Alternatively, if there is no Will, the closest living relative can apply for probate. There is a process of intestacy that determines the closest living relative to inherit the estate. Living partners, if unmarried, do not have legal access to assets unless they are co-owned.


Selling a Probate Property

After determining who will be responsible for the assets of the deceased individual, a Grant of Probate will need to be acquired. This document gives the responsible party the legal right to sell the property. It is a good idea to get this document before attempting to sell the property. Not having the right documents is generally the most common delay during conveyancing for probate properties.

Once the Grant of Probate has been obtained, the sale process can begin. However, it is not uncommon for these types of property sales to be complex. Before beginning the process you should be aware that the conveyancing process for probate properties can be considerably longer than typical sales. You should expect a wait time between six to twelve weeks if you are dealing with a complex probate property.

Despite this longer sale period, you should ensure there is enough time to sort out the rest of the property. Don’t let time run out because you’re selling the house before dealing with other items within the property. It might take several days to sell or dispose of furniture, gather essential papers, and clear out the rest of the home.


Buying a Probate Property

If you’ve spotted a probate property on the market, you could find yourself a bargain. These properties are typically sold at a marked-down price as executors won’t often hassle for full market price. They do come with more of a challenge, however. As the property is sold by an executor, rather than the homeowner, you’ll likely have to do more research into the property to ensure there are no hidden surprises.

Executors often won’t have a great insight into the property and won’t have all the supplementary documents. This information would typically inform you of the conditions of certain installations, like the boiler and electrical supply. Instructing a certified surveyor to inspect the property is a wise move for properties such as these. They can give a comprehensive insight into the quality and condition of a property. Any repair defects or structural issues will also be highlighted.

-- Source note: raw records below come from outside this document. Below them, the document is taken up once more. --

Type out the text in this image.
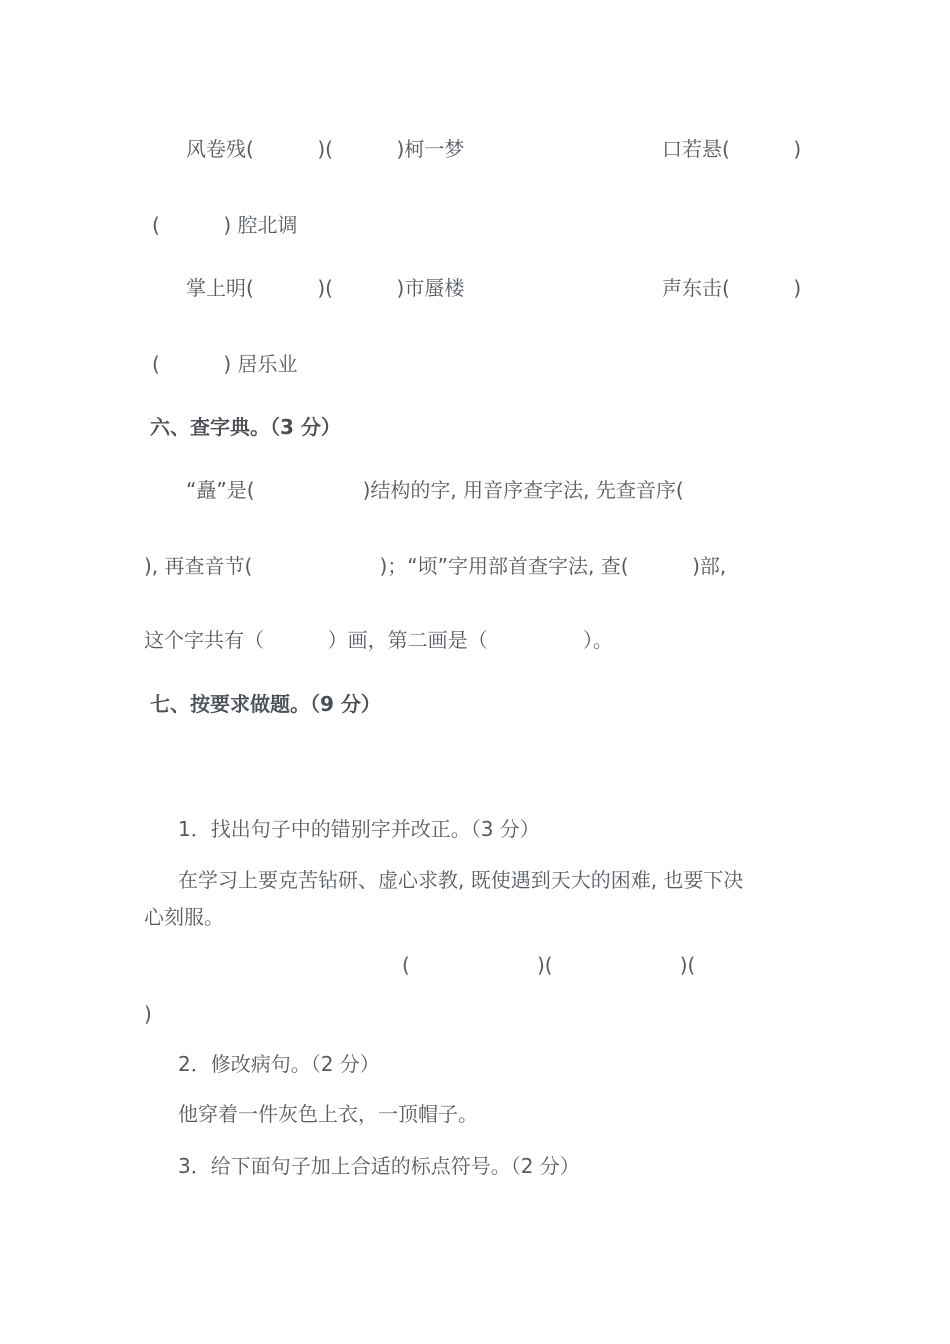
风卷残(          )(          )柯一梦	口若悬(          )
(          ) 腔北调
掌上明(          )(          )市蜃楼	声东击(          )
(          ) 居乐业
六、查字典。（3 分）
“矗”是(                 )结构的字, 用音序查字法, 先查音序(
), 再查音节(                    )；“顷”字用部首查字法, 查(          )部,
这个字共有（          ）画，第二画是（               ）。
七、按要求做题。（9 分）
1．找出句子中的错别字并改正。（3 分）
在学习上要克苦钻研、虚心求教, 既使遇到天大的困难, 也要下决
心刻服。
(                    )(                    )(
)
2．修改病句。（2 分）
他穿着一件灰色上衣，一顶帽子。
3．给下面句子加上合适的标点符号。（2 分）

Generally speaking, the purchase process should be fairly similar to any other property. Whilst conveyancing may take longer, the process won’t change for you as the buyer. However, you should become aware of any responsibilities that purchasing the house could reveal. Your conveyancing solicitor will be able to make you aware of these during the purchase process.


Final Thoughts

The sale of probate property is challenging for the loved ones of the deceased individual. It is important during this period to surround yourself with compassionate professionals who will work to complete the sale of the property seamlessly. By locating and providing the necessary documents, you can ensure a quick and easy sale.

Alternatively, the purchase of a probate property should follow a fairly simple process. The key factor to consider is the lack of information that you will have access to in regards to the property and its history. You should be sure to investigate thoroughly before committing to a significant investment.

For buyers and sellers of probate property, the key thing that can simplify the process is working alongside experienced and proficient conveyancing solicitors. Working alongside a compassionate team to complete the transaction will reduce the hassle and stress associated with buying or selling a probate house.